Em 10 anos, programa de cisternas fez menos da metade do que prometeu
Meta era um milhão até 2008; ao todo, foram entregues pouco mais de 419 mil

Letícia Lins
leticia.lins@oglobo.com.br

Resultante de uma das maiores mobilizações da sociedade civil contra a seca, o Programa 1 Milhão de Cisternas (P1MC), lançado há dez anos, ainda não conseguiu atingir sua meta, que deveria ter sido alcançada em 2008 e ajudaria a amenizar os impactos da maior estiagem dos últimos 50 anos. De acordo com levantamento da Articulação do Semiárido (ASA), rede formada por organizações da sociedade civil que coordenam o projeto com apoio do governo federal, elas somavam 419.178 até fevereiro deste ano, beneficiando cerca de 2,1 milhões de pessoas.
O programa, que conta com doações da iniciativa privada, depende principalmente do governo federal. E, segundo a ASA, foi justamente a inconstância dos repasses públicos que causou atraso no P1MC.
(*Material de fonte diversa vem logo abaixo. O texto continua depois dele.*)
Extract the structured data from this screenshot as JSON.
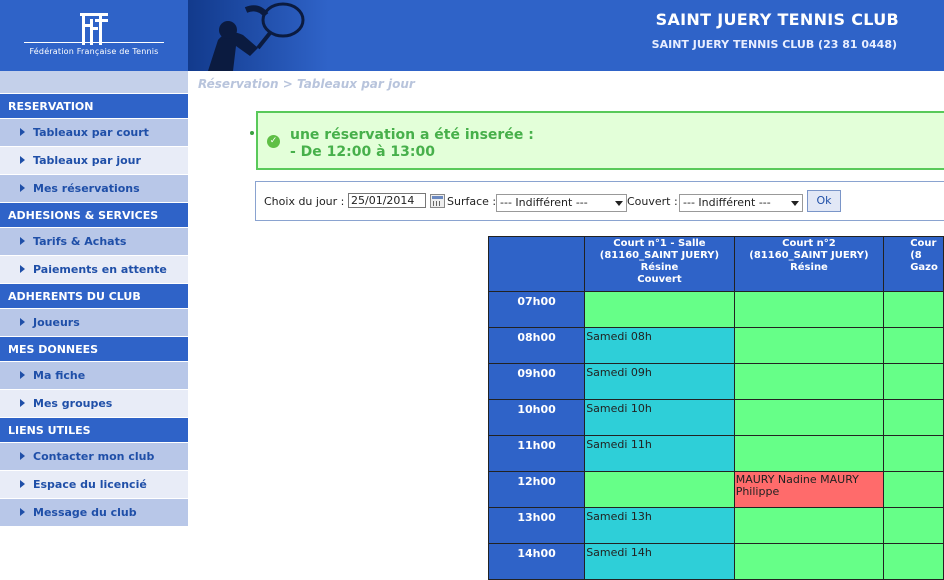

Em 2011, o governo federal lançou iniciativa própria para acelerar a construção de cisternas: o programa Água Para Todos. Desde 2011, no entanto, dos R$ 2,9 bilhões previstos para serem gastos até 2014, apenas 28% foram investidos e 270 mil reservatórios de água entregues. Mesmo assim, o Ministério da Integração Nacional afirma que, até o fim do mandato da presidente Dilma Rousseff, entregará 750 mil equipamentos.
Além de sofrer com atrasos, as iniciativas de entrega de cisternas à população ainda enfrentam outro problema: a rejeição de moradores e de algumas prefeituras a um dos tipos de cisternas comprado pelo governo federal. As feitas de polietileno, que totalizam até o momento 56 mil do total já entregue e custam mais do que as tradicionais, de placa (R$ 5.090 ante R$ 2.200).
No município de Cumaru, no agreste do estado de Pernambuco, a 110 quilômetros da capital, pelo menos 95% das famílias residentes na área rural já contam com cisternas de concreto. E a população decidiu não aceitar as de plástico. De acordo com os moradores, as industrializadas duram pouco, deformam com o calor e não há orientação adequada quanto ao seu manejo. A rejeição já chegou até aos ouvidos da presidente Dilma. Em sua última visita a Pernambuco, quando esteve no município sertanejo de Serra Talhada, o presidente da Federação de Trabalhadores de Agricultura, Doriel Saturnino de Barros, reclamou das cisternas industrializadas distribuídas pelo governo.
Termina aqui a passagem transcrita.